Neuronal expression of NADH–ubiquinone oxidoreductase increases ATP production and rescues locomotor defects of zinc-deficient superoxide dismutase (SOD1, CuSOD, or D83S) flies. (A) Schematic drawing of the mechanism of NADH-ubiquinone oxidoreductase (Ndi1) enhanced energy production in the electron transport chain.

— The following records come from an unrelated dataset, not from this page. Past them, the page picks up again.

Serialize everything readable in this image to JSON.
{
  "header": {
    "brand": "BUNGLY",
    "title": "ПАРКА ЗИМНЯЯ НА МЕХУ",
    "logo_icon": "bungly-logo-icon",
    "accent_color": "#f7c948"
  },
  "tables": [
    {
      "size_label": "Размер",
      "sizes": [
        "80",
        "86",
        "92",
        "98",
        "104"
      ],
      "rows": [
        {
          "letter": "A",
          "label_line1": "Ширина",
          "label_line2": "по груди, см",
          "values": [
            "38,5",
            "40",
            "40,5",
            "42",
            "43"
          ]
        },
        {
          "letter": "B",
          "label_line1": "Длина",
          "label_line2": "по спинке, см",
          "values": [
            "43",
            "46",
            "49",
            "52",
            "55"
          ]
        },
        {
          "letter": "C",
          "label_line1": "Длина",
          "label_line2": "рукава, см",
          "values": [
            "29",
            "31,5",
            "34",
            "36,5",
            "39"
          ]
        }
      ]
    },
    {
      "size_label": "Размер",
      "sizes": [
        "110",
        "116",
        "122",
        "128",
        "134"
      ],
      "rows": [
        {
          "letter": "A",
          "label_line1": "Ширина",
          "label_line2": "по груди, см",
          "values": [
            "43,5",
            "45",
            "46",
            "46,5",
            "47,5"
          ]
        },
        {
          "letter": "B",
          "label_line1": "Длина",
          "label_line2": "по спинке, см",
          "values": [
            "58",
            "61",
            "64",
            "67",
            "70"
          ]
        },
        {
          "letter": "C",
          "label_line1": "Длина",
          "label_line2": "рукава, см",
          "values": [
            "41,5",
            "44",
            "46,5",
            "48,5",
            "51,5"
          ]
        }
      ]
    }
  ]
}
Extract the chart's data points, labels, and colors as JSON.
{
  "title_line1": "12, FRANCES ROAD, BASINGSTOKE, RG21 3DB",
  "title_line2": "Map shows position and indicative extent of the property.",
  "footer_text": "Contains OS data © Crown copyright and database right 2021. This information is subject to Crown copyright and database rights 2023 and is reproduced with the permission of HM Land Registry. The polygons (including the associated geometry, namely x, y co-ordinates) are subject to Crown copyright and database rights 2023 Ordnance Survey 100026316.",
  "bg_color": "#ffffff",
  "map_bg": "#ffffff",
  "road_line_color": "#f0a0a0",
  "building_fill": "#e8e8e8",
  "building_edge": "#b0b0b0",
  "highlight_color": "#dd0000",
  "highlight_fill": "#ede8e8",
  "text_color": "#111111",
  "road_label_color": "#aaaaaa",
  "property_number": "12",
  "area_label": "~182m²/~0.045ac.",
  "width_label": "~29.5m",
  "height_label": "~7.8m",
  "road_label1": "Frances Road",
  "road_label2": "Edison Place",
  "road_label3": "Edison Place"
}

Coexpression of the single-subunit yeast Ndi1 with CuSOD (B) increases ATP levels in heads and (C) boosts physical activity in 30-day-old flies. The significance of the difference between means was analyzed using 1-way analysis of variance (p < 0.05). Genotypes were as follows: CuSOD (Elav-GAL4/Y; +/UAS-GFP; +/UAS-D83S), CuSOD/Ndi1¹ (Elav-GAL4/Y; +/UAS-Ndi1; +/UAS-D83S), CuSOD/Ndi1² (Elav-GAL4/Y; +; UAS-Ndi1/UAS-D83S). Abbreviations: ADP, adenosine diphosphate; C, cytochrome c; P_i, inorganic phosphate; Q, coenzyme Q; +, a wild-type chromosome containing no mutations or transgenes.